If a colleague, a C-level or even you (spoiler alert: it’s a good News) are asking “What is the value of the data team?” it signals most of the time a deeper underlying issue. It’s not a question of whether the team provides value or not but rather whether the organization understands and leverages that value effectively.

Why? Simply because a well-positioned data team doesn’t need to justify its existence – their impact should be self-evident and no will ask about it.

The trap

When the data team is reduced to fulfilling ad-hoc requests and/or stakeholders prefer doing their own analyses, it highlights a misunderstanding of the team’s role.

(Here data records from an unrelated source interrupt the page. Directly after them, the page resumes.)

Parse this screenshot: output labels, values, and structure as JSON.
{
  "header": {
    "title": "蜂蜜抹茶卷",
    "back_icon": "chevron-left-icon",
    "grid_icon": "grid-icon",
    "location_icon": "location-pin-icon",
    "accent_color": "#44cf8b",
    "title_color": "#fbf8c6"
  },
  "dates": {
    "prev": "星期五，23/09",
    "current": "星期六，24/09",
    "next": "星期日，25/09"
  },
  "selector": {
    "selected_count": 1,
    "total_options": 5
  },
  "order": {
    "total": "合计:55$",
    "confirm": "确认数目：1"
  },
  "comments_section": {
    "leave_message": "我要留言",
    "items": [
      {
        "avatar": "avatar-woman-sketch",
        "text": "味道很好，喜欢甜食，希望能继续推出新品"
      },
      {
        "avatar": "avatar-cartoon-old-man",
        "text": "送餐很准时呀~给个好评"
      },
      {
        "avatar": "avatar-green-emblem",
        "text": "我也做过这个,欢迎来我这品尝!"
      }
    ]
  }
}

Instead of being seen as strategic partners, the data team is often treated as a service desk, responding to operational demands. This creates a vicious cycle:

  • The team gets bogged down in low-impact tasks and struggle to demonstrate its potential for driving strategic decisions
  • Stakeholders got what they want and finished to be overwhelmed by data, failing to understand what to decide
  • So they decide to continue digging themselves and keep asking ad-hoc requests
  • Loop

What Value Should Look Like

The true value of a data team lies in its ability to guide decision-making, take a step back and uncover opportunities that others might miss.

And this means moving beyond surface-level requests (“Can you get me this number?”), or project without knowing if it’s really useful (“Can you build this dashboard for me”), but focusing on deeper and more strategic questions like:

• “What trends can we identify in our customer data to drive growth?”

• “Which operational bottlenecks are costing us the most, and how can we address them?”

If fact, it’s when the data team is integrated into strategic conversations, its contributions become valuable. Otherwise Data team will just be what it is : a cost center.

Shifting the Perception

And so to escape the cycle of being undervalued, data teams must:

  1. Educate stakeholders: Help them understand what makes a good question – one that leads to actionable insights rather than simple metrics.

  2. Prioritize strategically: Focus on delivering high-impact analyses that demonstrate the team’s potential.

  3. Showcase success: Communicate the tangible business impact of their work, like revenue growth, cost savings, or operational improvements.

By doing this, the question, “What is the value of the data team?” shouldn’t exist in organizations where data is integrated into strategic decisions. If this question arises, it’s not the team’s value that’s in doubt but the organization’s approach to leveraging it. The real challenge isn’t proving the data team’s worth – it’s ensuring their value is so evident that the question never needs to be asked.